As I leafed through my teaching binder for Individual Rights and the Common Good, I scanned the readings I’d assigned–beginning with Aristotle, proceeding through De Tocqueville and Rawls, Feinberg and MacIntyre and ending with several Supreme Court cases that put legal flesh on the philosophical “bones” of theory.

As I scanned the readings, I was struck once again by De Tocqueville’s observation that “Individualism is likewise dangerous to society because when a large segment of the population is isolated and indifferent to the welfare of those around them, they become unwilling and then unable to band together to prevent tyranny.” In my classes, we discussed this observation, the important differences between individualism and selfishness, and the meaning of De Tocqueville’s next sentences: “Equality puts men side by side without a common link to hold them firm. Despotism raises barriers to keep them apart.”

I will really miss hearing what my students think about America’s prospects in the wake of our recent, close encounter with despotism. For that matter, I will miss my students. A lot.

But when it’s time, it’s time.

Happy Thanksgiving to all of you.


  1. Shiela ~ your role as an educator has extended your entire life ~ and will no doubt continue much longer ~ for that we are all the better!

  2. Congratulations Sheila on your retirement! I would like to tell you that after meeting you, I saw that I wasn’t alone with my thoughts. Thank you so much.

  3. Congratulations on your upcoming retirement. Your impact on the future through the students your taught will leave a lasting legacy. Best wishes on your next life chapter.

  4. Best wishes on your retirement from this gig, and roaring joy for next one/s. You are a wonderful teacher in classroom or blog form 🙂 and thank you for teaching, the job that makes the future safer and better!

  5. Sheila, Congratulations! Your teaching legacy will continue to make an impact, particularly when added to the life lessons of 2020. Your advocacy for Civic Education has enlightened the larger community and we are better for it. Best wishes as you venture ahead to “My Time” (a book I am reading related to life transitions). ??

  6. Dear Sheila,
    Congratulations on your retirement from IUPUI. You will find that you have so many ideas to pursue, you will still find that there are not enough hours in the day to accomplish them all. I cherished the times we team-taught. It was great fun and I am one of the many admirers of your intellect and wit. I look forward to the time when we can have coffee or a drink again.

  7. Congratulations, Professor Kennedy! I got to enjoy the media and public policy class and learned so much. I do remember a day, in 2016, when our class was discussing the upcoming election. My younger classmates were so sure that Donald Trump couldn’t possibly win. I was one of the few that said it was quite possible unless those opposed to his world view show up. I’m sure that many of those young people are the face of opposition today and will continue to push us toward a more just nation, each of them armed with the education you helped provide.

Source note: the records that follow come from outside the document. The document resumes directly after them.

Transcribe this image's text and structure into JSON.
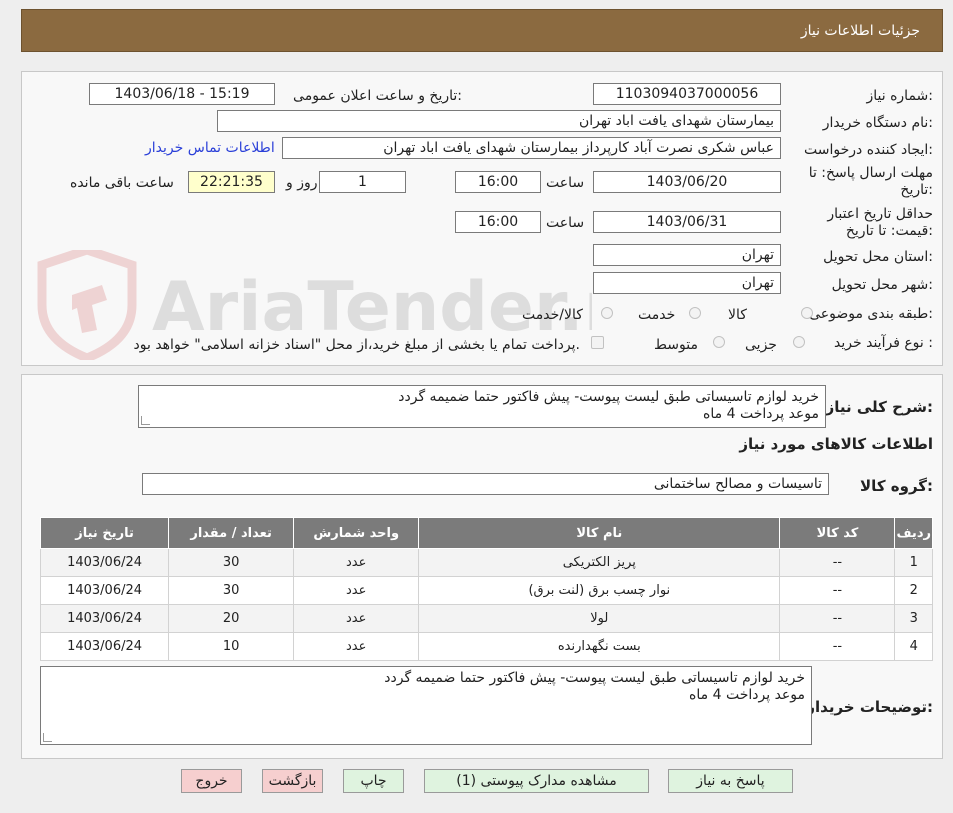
{
  "header": {
    "title": "جزئیات اطلاعات نیاز"
  },
  "form": {
    "need_number_label": "شماره نیاز:",
    "need_number": "1103094037000056",
    "announce_label": "تاریخ و ساعت اعلان عمومی:",
    "announce_value": "1403/06/18 - 15:19",
    "buyer_label": "نام دستگاه خریدار:",
    "buyer_value": "بیمارستان شهدای یافت اباد تهران",
    "requester_label": "ایجاد کننده درخواست:",
    "requester_value": "عباس شکری نصرت آباد کارپرداز  بیمارستان شهدای یافت اباد تهران",
    "contact_link": "اطلاعات تماس خریدار",
    "deadline_label_1": "مهلت ارسال پاسخ: تا",
    "deadline_label_2": "تاریخ:",
    "deadline_date": "1403/06/20",
    "time_label": "ساعت",
    "deadline_time": "16:00",
    "days_value": "1",
    "days_label": "روز و",
    "remaining_time": "22:21:35",
    "remaining_label": "ساعت باقی مانده",
    "validity_label_1": "حداقل تاریخ اعتبار",
    "validity_label_2": "قیمت: تا تاریخ:",
    "validity_date": "1403/06/31",
    "validity_time": "16:00",
    "province_label": "استان محل تحویل:",
    "province_value": "تهران",
    "city_label": "شهر محل تحویل:",
    "city_value": "تهران",
    "category_label": "طبقه بندی موضوعی:",
    "category_options": [
      "کالا",
      "خدمت",
      "کالا/خدمت"
    ],
    "process_label": "نوع فرآیند خرید :",
    "process_options": [
      "جزیی",
      "متوسط"
    ],
    "payment_note": "پرداخت تمام یا بخشی از مبلغ خرید،از محل \"اسناد خزانه اسلامی\" خواهد بود."
  },
  "summary": {
    "label": "شرح کلی نیاز:",
    "line1": "خرید لوازم تاسیساتی طبق لیست پیوست- پیش فاکتور حتما ضمیمه گردد",
    "line2": "موعد پرداخت 4 ماه"
  },
  "goods": {
    "title": "اطلاعات کالاهای مورد نیاز",
    "group_label": "گروه کالا:",
    "group_value": "تاسیسات و مصالح ساختمانی"
  },
  "table": {
    "headers": [
      "ردیف",
      "کد کالا",
      "نام کالا",
      "واحد شمارش",
      "تعداد / مقدار",
      "تاریخ نیاز"
    ],
    "rows": [
      [
        "1",
        "--",
        "پریز الکتریکی",
        "عدد",
        "30",
        "1403/06/24"
      ],
      [
        "2",
        "--",
        "نوار چسب برق (لنت برق)",
        "عدد",
        "30",
        "1403/06/24"
      ],
      [
        "3",
        "--",
        "لولا",
        "عدد",
        "20",
        "1403/06/24"
      ],
      [
        "4",
        "--",
        "بست نگهدارنده",
        "عدد",
        "10",
        "1403/06/24"
      ]
    ]
  },
  "buyer_notes": {
    "label": "توضیحات خریدار:",
    "line1": "خرید لوازم تاسیساتی طبق لیست پیوست- پیش فاکتور حتما ضمیمه گردد",
    "line2": "موعد پرداخت 4 ماه"
  },
  "buttons": {
    "reply": "پاسخ به نیاز",
    "attachments": "مشاهده مدارک پیوستی (1)",
    "print": "چاپ",
    "back": "بازگشت",
    "exit": "خروج"
  },
  "watermark": {
    "text": "AriaTender.neT"
  },
  "colors": {
    "header": "#8b6a40",
    "table_header": "#7b7b7b",
    "button": "#dff3df",
    "button_red": "#f6cfcf",
    "link": "#2a3fd8"
  }
}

    Thank you for your dedication for so many years!

  8. I, like you, recently retired after having ‘professed’ for 50 years. I, like you, am optimistic about America’s future when the younger generation(s) take over. But I was optimistic in the 60’s and 70’s, as well. I still have a hard time understanding how we got ourselves into this current political mess. Trump and some right wing members of the Supreme Court are my generation–not to mention Senators and Congresspeople.

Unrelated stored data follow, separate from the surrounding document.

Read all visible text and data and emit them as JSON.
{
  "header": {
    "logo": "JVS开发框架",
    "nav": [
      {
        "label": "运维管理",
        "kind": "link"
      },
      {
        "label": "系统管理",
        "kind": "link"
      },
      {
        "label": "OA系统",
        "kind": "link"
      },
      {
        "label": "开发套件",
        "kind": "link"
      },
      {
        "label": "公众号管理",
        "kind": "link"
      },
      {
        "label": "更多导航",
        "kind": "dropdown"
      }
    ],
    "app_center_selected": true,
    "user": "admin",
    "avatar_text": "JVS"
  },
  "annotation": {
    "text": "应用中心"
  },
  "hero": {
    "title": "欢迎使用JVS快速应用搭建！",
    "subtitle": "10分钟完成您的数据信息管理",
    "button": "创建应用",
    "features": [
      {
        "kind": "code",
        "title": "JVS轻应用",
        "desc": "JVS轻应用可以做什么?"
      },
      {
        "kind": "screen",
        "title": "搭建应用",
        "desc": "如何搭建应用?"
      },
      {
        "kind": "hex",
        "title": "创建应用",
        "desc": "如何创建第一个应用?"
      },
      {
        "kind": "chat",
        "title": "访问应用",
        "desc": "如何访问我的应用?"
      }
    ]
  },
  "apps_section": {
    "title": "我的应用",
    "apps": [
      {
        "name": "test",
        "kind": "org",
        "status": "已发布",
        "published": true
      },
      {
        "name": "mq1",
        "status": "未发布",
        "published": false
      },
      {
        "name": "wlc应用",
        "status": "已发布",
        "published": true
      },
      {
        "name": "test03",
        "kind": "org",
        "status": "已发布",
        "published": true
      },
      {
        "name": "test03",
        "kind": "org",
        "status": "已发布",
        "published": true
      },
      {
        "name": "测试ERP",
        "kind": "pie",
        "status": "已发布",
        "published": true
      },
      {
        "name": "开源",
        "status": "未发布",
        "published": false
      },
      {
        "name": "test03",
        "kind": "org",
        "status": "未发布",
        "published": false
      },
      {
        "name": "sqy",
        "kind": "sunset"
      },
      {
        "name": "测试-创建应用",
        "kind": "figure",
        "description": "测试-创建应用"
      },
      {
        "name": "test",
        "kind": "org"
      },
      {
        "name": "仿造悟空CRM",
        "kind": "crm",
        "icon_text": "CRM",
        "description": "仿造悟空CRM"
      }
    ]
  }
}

    I didn’t propagandize to my students, but I always promised to tell them the truth, even if the truth disturbed their thinking. And I challenged them to continue to search for the truth after they left my class. Sadly, many students reported to me that too few of their professors took that approach; they were fed information and asked to regurgitate it. Do they teach ethics at the Ivy League law schools? Doesn’t seem like it when I look at the ‘credentials’ of newly appointed judges all over the Country. I wish they all had had the opportunity to take your courses.